Sementara itu, berbicara mengenai LIN Maluku, Febry mengungkapkan bahwa selama ini harapan masyarakat Maluku tersebut hanya berupa narasi dan RPJMN (Rencana Pembangunan Jangka Menengah Nasional).
LIN dan ANP, lanjut dia, merupakan dua hal yang sangat berbeda. LIN berada di Kementerian Kelautan dan Perikanan, sementara ANP di Kementerian Perhubungan.
“Dia (LIN dan ANP) tidak pernah masuk dalam matriks program tapi dia cuma dalam narasi. Nah, persoalannya adalah kita tidak mendorong itu ke Bappenas untuk menjadi sebuah program dalam matriks program.
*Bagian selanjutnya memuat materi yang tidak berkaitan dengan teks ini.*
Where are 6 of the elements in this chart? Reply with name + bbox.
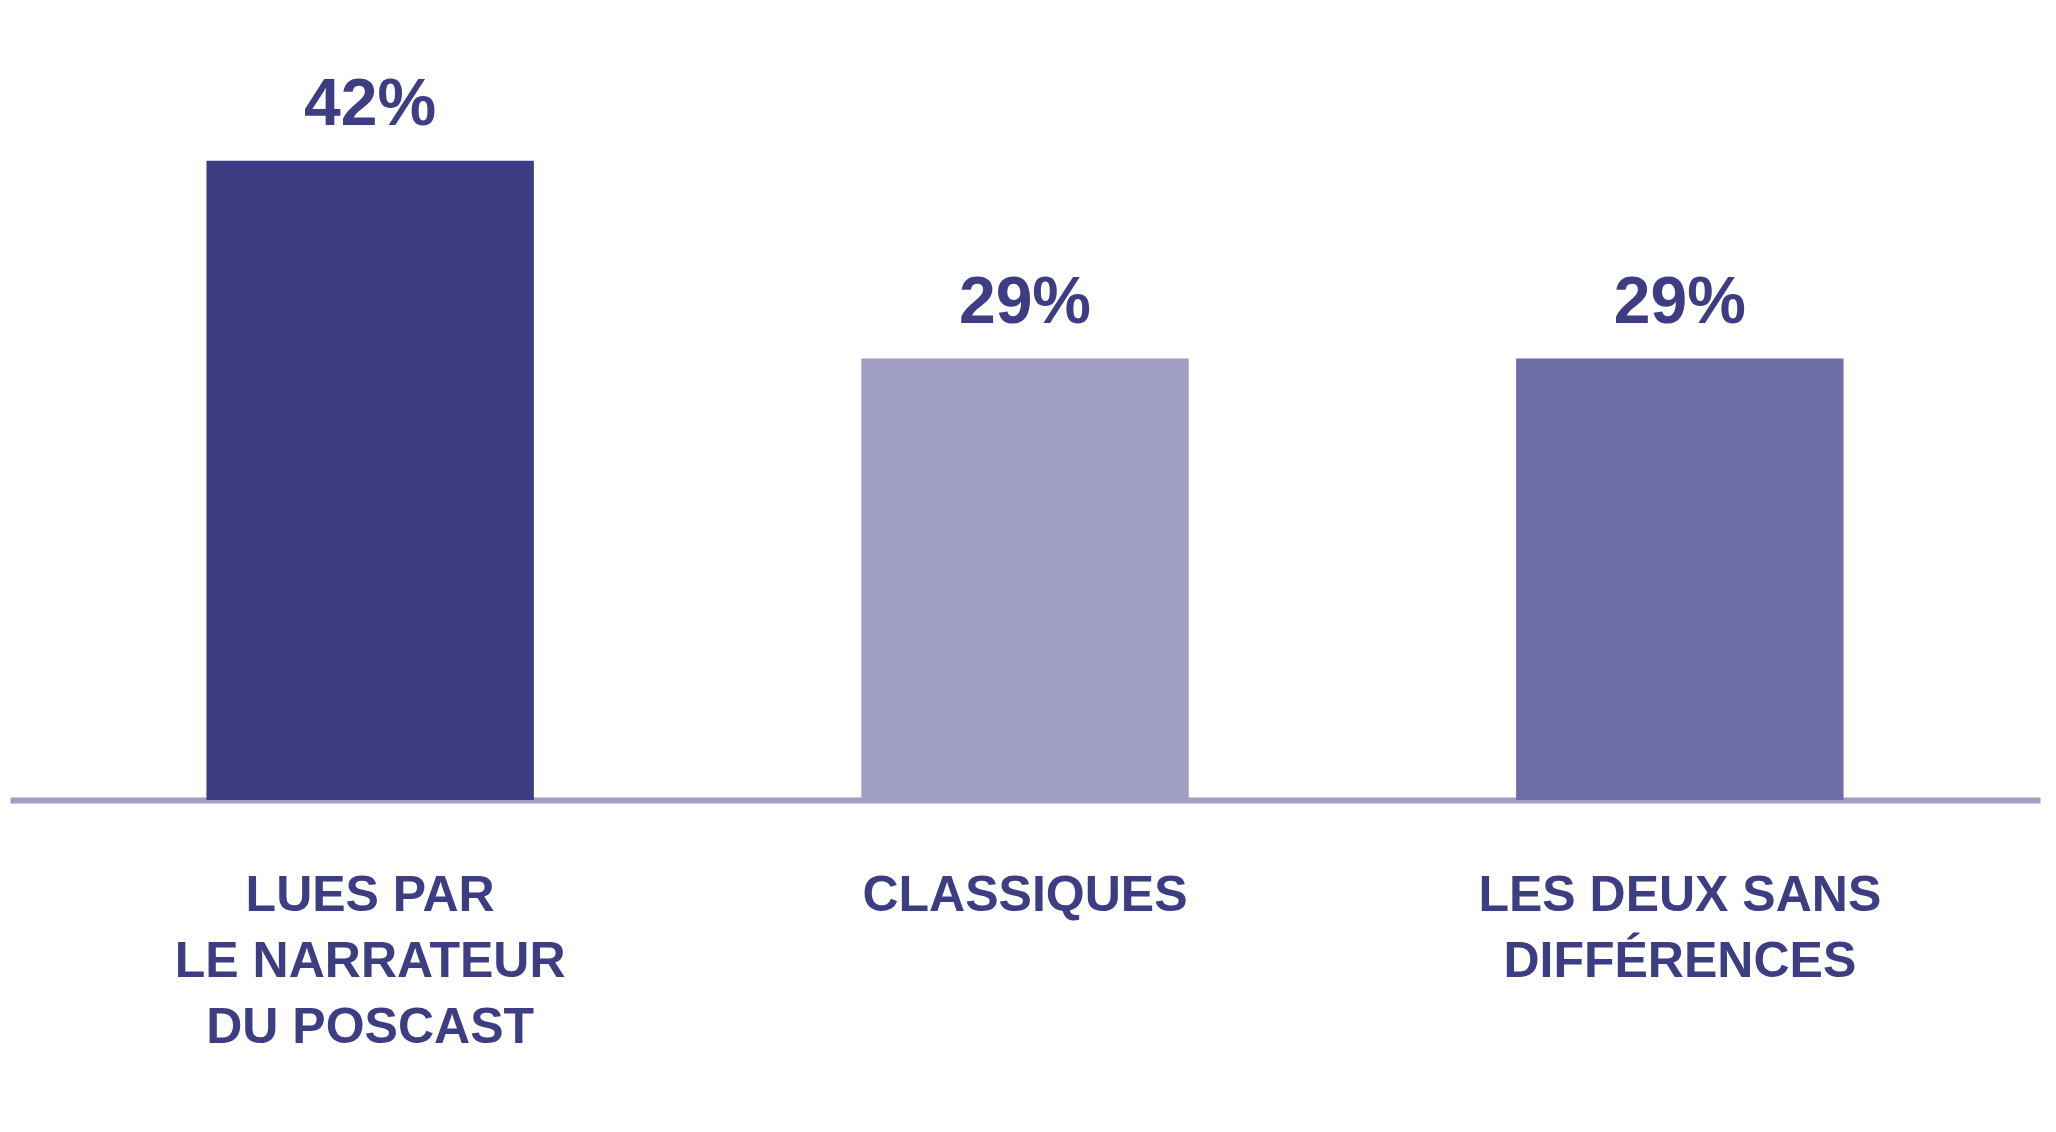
data-label: 42% <box>304 64 437 139</box>
x-tick-label: LES DEUX SANS DIFFÉRENCES <box>1478 865 1882 988</box>
data-label: 29% <box>958 262 1092 337</box>
x-tick-label: CLASSIQUES <box>862 865 1188 922</box>
x-tick-label: LUES PAR LE NARRATEUR DU POSCAST <box>174 865 566 1054</box>
data-label: 29% <box>1613 262 1746 337</box>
Jadi kita coba bermain di awan-awan saja, tapi kita tidak mendorong itu sampai masuk ke tingkat program di Bappenas, ini saya mesti klarifikasi dengan baik,” jelasnya.
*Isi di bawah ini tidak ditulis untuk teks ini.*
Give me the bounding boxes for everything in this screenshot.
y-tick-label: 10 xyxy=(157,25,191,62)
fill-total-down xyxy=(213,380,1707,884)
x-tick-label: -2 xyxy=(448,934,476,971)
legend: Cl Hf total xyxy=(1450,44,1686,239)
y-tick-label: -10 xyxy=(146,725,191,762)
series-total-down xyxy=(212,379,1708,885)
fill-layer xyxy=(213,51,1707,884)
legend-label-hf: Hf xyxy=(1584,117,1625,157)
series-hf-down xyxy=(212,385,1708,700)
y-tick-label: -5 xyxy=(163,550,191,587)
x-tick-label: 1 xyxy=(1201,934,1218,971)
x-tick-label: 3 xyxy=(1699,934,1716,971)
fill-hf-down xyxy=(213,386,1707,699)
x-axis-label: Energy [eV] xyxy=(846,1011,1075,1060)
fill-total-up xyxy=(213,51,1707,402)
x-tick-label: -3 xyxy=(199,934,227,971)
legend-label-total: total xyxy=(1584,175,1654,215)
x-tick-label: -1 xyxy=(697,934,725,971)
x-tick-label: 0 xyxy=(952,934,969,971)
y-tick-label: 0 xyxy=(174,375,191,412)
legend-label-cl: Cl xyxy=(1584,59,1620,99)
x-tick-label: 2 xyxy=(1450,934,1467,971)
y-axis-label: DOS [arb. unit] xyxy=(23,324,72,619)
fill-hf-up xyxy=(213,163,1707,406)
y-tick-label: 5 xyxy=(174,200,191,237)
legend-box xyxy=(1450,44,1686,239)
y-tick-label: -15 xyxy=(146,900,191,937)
FCT mengaku timnya sudah berada 4 hari di Maluku. Pihaknya ingin mengecek tentang rantai pasok dingin.
“Memang ada peta tapi saya belum bisa buka di sini, tapi kita pastikan bahwa sentra produksi perikanan yang ada di Saumlaki, yang ada di Moa, maupun di Tual, itu bisa kita kembangkan,” tambahnya.
Ia juga mengatakan kalau produksi perikanan yang direncanakan di Waai, Kecamatan Salahutu, Kabupaten Maluku Tengah, tidak ekonomis.
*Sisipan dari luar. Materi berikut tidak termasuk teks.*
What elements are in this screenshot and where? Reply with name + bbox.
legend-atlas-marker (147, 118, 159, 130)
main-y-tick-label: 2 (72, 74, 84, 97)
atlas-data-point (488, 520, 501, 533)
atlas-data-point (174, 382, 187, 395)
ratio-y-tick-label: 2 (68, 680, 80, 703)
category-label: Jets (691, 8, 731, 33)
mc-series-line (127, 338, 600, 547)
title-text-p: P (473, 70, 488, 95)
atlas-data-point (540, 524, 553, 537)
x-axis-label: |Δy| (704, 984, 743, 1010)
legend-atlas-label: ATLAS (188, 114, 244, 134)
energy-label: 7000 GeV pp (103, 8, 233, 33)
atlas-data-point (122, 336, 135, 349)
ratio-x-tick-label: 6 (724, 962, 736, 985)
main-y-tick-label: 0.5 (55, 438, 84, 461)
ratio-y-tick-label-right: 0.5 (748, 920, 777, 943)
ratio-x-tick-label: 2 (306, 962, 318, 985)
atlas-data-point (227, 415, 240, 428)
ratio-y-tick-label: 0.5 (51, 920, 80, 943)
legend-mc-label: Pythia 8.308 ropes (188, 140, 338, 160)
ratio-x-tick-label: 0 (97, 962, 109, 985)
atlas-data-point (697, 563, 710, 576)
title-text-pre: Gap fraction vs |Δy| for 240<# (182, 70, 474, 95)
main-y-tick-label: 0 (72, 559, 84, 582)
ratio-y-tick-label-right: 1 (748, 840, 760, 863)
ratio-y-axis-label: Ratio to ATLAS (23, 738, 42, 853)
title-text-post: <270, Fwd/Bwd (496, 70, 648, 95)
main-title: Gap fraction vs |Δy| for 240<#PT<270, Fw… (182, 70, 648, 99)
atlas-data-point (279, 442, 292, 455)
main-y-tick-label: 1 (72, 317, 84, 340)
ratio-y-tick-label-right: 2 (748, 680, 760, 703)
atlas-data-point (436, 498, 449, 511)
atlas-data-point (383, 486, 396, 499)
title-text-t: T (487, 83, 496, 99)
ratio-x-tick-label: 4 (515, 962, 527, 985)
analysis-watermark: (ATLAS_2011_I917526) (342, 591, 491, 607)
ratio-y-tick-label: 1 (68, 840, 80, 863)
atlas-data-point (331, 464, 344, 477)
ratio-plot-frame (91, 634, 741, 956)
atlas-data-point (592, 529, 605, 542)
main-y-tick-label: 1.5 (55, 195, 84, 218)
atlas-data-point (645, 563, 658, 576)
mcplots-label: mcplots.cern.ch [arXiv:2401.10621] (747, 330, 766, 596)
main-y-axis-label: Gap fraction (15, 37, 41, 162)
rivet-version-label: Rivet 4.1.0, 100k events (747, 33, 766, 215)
“Jadi persoalan adalah produksi perikanan yang kita rencanakan di Waai itu tidak ekonomis, kenapa demikian, setelah APBN berubah menjadi KPBU maka investasi yang diharapkan itu tidak bisa masuk,” ucapnya.
Maluku memiliki cold storage yang hanya menampung ikan sebanyak kurang lebih 18.000 ton per tahun. Sementara daerah ini memiliki ikan yang dapat ditangkap sebesar kurang lebih 516.000 ton per tahun.
“Berarti ada selisih, ke mana ikan itu. Ini peta rantai dingin yang kita dapatkan dengan semua potensi yang ada. Padahal kalau kita maksimalkan mestinya kita dapat sekitar 4.669.030 ton tahun per tahun,” jelasnya.
Belasan ribu ton ikan yang didapatkan tersebut tersedia maksimal di Kepulauan Aru dan Kota Tual dan Ambon. Sedangkan selebihnya proses pengembangan perikanan tidak merata di Maluku.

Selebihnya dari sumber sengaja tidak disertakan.